Olivia’s book picks for March:
Eating Animals by Jonathan Safran Foer, reg. $25.99—our price $18.19
Jonathan Safran Foer spent much of his teenage and college years oscillating between omnivore and vegetarian. But on the brink of fatherhood-facing the prospect of having to make dietary choices on a child’s behalf-his casual questioning took on an urgency. His quest for answers ultimately required him to visit factory farms in the middle of the night, dissect the emotional ingredients of meals from his childhood, and probe some of his most primal instincts about right and wrong. Brilliantly synthesizing philosophy, literature, science, memoir and his own detective work, Eating Animals explores the many fictions we use to justify our eating habits—from folklore to pop culture to family traditions and national myth—and how such tales can lull us into a brutal forgetting. Marked by Foer’s profound moral ferocity and unvarying generosity, as well as the vibrant style and creativity that made his previous books, Everything is Illuminated and Extremely Loud and Incredibly Close, widely loved, Eating Animals is a celebration and a reckoning, a story about the stories we’ve told—and the stories we now need to tell.
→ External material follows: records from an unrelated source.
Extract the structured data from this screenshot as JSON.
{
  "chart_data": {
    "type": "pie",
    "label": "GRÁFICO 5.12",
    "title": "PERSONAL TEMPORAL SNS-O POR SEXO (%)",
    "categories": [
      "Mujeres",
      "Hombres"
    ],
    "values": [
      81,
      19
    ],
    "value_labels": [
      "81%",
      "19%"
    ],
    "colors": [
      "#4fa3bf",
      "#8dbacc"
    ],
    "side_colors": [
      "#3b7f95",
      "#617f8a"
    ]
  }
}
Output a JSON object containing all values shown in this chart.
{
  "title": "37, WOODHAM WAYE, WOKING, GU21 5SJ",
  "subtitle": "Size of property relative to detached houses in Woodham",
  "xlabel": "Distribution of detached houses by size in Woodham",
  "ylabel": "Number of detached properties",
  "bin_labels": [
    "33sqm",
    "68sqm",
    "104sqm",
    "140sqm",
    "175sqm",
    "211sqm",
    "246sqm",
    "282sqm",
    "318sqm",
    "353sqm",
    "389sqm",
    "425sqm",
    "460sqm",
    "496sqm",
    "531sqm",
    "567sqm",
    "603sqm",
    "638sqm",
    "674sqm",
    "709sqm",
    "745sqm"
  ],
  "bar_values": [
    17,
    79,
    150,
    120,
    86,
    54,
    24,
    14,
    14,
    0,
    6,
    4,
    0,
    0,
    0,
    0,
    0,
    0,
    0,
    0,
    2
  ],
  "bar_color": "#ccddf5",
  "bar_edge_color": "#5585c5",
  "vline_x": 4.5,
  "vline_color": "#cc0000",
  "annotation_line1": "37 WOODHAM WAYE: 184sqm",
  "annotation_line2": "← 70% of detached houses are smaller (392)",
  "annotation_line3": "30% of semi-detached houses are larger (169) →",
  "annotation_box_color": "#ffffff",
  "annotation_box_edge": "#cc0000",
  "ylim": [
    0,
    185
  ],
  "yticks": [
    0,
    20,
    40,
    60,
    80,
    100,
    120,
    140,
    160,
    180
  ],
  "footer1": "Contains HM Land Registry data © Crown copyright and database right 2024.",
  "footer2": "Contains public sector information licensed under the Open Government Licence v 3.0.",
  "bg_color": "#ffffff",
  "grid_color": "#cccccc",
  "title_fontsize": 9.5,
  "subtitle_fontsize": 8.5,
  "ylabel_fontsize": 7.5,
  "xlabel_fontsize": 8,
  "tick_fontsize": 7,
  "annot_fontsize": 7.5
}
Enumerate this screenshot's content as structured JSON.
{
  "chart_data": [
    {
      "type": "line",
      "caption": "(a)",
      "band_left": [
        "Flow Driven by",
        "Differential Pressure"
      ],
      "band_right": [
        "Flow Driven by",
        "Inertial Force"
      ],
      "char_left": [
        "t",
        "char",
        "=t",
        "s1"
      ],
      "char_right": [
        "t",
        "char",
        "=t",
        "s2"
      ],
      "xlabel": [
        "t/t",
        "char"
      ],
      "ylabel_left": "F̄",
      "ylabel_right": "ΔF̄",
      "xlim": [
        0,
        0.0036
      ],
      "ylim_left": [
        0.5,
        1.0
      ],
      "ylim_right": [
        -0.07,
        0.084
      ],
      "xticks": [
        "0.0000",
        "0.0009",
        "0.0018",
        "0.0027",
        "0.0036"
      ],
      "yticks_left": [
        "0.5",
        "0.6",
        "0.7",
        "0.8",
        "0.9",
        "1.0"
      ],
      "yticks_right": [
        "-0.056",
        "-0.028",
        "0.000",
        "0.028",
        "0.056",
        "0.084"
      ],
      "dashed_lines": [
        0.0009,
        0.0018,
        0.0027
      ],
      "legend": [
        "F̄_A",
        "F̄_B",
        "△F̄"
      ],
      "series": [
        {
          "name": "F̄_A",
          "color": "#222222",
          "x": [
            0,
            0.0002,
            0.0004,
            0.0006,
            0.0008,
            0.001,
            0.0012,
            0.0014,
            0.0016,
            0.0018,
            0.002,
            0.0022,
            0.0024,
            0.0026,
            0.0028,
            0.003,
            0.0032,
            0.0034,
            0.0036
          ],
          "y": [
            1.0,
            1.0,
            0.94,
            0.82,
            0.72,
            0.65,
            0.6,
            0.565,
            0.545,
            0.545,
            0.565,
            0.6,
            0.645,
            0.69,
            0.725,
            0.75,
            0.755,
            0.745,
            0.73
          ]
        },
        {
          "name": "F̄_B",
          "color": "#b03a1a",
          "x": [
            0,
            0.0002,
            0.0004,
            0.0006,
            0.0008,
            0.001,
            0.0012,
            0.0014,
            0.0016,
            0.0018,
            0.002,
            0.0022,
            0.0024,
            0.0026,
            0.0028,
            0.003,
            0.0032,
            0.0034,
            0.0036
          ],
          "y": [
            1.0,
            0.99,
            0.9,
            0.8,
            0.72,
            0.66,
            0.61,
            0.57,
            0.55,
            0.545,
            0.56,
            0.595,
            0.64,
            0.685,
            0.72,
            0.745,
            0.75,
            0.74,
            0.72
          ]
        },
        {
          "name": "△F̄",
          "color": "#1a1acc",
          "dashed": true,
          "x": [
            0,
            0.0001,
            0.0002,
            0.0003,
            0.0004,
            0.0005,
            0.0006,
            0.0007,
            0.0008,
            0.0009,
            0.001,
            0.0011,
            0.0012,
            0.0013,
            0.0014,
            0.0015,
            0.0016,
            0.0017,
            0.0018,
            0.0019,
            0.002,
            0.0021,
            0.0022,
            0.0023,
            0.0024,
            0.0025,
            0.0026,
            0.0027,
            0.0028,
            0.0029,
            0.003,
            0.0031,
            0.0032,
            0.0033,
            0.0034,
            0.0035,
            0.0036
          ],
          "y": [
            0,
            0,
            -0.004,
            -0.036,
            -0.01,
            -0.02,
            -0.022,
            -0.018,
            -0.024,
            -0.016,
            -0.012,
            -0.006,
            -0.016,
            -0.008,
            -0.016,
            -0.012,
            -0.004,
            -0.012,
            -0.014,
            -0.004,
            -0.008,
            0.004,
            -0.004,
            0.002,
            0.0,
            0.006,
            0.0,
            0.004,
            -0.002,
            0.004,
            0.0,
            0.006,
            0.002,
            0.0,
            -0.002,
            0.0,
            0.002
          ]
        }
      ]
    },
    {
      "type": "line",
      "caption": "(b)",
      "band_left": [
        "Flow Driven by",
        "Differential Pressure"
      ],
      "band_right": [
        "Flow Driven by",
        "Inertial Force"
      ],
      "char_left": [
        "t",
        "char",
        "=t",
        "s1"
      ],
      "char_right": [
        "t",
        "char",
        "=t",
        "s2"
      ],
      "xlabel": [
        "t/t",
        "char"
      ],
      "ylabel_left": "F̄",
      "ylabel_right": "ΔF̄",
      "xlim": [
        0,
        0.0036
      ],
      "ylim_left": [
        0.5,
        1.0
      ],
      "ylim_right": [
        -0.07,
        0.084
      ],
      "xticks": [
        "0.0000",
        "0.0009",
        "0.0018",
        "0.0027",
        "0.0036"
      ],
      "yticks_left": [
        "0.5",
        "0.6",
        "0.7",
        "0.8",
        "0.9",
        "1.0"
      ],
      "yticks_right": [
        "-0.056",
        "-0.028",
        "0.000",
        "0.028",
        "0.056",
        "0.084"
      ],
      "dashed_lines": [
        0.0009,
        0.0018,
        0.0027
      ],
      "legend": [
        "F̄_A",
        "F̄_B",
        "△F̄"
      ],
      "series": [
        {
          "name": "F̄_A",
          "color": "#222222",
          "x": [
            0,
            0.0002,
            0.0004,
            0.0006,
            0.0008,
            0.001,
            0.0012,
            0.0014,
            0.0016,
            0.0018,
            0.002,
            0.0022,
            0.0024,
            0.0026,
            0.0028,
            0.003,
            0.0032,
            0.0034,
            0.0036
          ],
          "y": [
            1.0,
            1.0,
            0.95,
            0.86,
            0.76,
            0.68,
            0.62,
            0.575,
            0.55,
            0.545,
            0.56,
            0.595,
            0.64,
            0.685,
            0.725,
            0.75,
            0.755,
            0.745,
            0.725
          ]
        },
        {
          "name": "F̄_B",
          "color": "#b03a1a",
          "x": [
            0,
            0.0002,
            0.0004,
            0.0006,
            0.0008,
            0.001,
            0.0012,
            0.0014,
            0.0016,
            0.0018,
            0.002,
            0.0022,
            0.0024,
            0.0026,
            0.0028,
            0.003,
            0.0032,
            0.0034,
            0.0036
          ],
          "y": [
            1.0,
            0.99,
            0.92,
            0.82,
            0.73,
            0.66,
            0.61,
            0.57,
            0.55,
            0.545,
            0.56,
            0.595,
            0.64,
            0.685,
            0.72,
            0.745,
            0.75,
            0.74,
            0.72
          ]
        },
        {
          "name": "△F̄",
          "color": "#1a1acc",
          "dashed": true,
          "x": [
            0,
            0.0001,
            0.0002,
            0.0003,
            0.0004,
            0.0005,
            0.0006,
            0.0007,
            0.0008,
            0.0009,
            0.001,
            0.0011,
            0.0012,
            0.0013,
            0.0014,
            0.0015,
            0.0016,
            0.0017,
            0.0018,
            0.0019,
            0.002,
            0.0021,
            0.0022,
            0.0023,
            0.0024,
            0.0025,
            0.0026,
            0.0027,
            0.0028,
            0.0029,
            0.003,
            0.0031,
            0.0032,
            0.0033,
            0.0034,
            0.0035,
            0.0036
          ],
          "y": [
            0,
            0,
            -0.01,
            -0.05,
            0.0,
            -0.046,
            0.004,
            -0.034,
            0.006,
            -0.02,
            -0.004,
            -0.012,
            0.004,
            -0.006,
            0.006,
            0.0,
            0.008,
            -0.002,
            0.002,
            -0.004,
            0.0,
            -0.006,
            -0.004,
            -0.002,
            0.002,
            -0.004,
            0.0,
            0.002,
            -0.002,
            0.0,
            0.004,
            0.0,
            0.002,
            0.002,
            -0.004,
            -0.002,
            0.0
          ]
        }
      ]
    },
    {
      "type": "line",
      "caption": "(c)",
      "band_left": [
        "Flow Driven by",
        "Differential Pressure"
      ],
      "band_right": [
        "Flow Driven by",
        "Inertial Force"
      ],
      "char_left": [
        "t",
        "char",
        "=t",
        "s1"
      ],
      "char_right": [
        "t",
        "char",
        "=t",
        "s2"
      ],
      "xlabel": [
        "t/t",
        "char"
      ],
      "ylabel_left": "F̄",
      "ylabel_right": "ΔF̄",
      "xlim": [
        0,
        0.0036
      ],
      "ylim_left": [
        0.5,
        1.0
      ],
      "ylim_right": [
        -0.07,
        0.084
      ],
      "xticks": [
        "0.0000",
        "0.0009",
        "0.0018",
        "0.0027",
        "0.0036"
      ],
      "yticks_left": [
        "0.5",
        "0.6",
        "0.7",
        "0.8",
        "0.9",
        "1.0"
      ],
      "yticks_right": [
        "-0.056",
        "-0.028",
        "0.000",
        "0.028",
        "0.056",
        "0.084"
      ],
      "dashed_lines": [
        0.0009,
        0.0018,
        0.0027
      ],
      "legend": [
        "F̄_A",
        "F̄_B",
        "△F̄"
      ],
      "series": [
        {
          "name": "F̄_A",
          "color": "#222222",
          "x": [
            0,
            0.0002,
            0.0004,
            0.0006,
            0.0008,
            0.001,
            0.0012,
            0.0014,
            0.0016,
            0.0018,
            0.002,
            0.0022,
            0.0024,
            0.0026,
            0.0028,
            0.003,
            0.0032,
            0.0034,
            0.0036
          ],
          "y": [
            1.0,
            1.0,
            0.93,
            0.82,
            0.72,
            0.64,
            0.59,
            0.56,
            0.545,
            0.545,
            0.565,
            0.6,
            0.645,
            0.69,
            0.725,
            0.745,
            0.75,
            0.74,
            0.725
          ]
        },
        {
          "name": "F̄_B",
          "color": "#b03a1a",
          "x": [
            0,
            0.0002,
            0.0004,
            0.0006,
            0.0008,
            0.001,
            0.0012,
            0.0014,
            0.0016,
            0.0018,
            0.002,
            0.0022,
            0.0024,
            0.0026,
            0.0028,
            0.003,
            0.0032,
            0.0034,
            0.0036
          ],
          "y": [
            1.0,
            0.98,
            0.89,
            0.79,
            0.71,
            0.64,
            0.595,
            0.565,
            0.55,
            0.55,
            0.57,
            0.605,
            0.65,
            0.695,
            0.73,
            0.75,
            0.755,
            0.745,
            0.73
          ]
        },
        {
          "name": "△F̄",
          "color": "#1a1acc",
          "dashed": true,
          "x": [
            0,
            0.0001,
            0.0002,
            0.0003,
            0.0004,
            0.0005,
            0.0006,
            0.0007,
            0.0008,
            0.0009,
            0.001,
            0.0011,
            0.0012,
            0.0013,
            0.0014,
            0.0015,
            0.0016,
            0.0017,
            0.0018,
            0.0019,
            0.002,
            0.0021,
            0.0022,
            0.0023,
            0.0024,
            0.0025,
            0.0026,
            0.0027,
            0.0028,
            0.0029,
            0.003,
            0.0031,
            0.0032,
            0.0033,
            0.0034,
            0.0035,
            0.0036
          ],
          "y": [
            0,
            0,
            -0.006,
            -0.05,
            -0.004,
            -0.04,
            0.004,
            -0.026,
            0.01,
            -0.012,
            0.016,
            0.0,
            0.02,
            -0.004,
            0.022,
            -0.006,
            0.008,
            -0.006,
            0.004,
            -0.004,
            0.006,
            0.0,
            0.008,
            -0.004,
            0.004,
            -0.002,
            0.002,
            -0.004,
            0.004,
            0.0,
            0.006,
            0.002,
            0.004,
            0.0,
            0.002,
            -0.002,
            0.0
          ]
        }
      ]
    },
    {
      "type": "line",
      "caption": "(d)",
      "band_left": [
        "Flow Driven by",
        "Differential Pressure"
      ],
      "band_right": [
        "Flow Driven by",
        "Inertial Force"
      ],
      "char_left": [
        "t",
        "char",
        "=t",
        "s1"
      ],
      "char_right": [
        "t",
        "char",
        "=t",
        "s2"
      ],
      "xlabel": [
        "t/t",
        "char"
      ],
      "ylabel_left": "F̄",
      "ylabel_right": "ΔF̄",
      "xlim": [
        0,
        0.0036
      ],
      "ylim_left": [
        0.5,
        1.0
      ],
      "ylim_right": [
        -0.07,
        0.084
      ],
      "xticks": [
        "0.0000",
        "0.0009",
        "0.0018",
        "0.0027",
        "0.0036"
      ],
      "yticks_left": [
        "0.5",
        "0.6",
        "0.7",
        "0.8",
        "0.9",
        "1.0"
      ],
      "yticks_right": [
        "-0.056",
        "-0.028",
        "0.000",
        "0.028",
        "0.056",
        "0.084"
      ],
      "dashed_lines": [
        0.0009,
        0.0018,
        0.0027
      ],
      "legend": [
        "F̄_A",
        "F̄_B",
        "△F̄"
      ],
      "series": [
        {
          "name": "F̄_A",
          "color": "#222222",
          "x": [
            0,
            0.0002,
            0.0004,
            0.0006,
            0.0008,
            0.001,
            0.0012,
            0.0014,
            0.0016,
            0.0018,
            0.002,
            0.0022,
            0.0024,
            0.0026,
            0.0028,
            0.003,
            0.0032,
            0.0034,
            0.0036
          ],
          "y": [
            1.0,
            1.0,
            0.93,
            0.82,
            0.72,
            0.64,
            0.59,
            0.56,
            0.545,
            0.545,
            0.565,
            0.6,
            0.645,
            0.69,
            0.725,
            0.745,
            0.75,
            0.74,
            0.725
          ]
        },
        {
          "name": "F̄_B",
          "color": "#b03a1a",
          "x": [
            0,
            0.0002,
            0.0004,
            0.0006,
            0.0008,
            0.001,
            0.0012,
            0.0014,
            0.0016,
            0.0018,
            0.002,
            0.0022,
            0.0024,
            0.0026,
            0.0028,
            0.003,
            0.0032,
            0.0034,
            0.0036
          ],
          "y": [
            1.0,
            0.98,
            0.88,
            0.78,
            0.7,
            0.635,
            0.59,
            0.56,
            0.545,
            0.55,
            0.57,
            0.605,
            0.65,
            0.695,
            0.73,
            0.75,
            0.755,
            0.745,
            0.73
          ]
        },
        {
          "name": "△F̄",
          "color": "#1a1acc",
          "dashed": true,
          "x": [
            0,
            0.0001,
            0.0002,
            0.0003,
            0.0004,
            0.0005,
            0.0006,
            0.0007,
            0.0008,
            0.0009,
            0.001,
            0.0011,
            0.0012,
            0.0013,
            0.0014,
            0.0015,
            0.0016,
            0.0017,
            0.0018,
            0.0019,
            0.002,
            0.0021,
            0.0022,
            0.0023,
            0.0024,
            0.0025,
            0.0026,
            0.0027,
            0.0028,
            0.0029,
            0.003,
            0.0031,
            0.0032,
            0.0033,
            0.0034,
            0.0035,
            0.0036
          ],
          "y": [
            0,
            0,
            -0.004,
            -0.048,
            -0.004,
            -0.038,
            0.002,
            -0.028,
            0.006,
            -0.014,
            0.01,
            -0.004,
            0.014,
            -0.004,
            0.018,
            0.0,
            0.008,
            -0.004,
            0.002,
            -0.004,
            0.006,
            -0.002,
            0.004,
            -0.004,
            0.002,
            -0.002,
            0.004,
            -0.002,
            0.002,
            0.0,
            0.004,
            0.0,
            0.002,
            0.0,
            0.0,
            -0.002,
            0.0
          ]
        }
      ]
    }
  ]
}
Say You’re One of Them by Uwem Akpan, $14.99
Written by a Jesuit priest, each story in this jubilantly acclaimed collection pays testament to the wisdom and resilience of children, even in the face of the most agonizing circumstances. A family living in a makeshift shanty in urban Kenya scurries to find gifts of any kind for the impending Christmas holiday. A Rwandan girl relates her family’s struggles to maintain a facade of normalcy amid unspeakable acts. A young brother and sister cope with their uncle’s attempt to sell them into slavery. Aboard a bus filled with refugees—a microcosm of today’s Africa—a Muslim boy summons his faith to bear a treacherous ride across Nigeria. Through the eyes of childhood friends the emotional toll of religious conflict in Ethiopia becomes viscerally clear. Akpan’s debut signals the arrival of a breathtakingly talented writer who gives a matter-of-fact reality to the most extreme circumstances in stories that are nothing short of transcendent.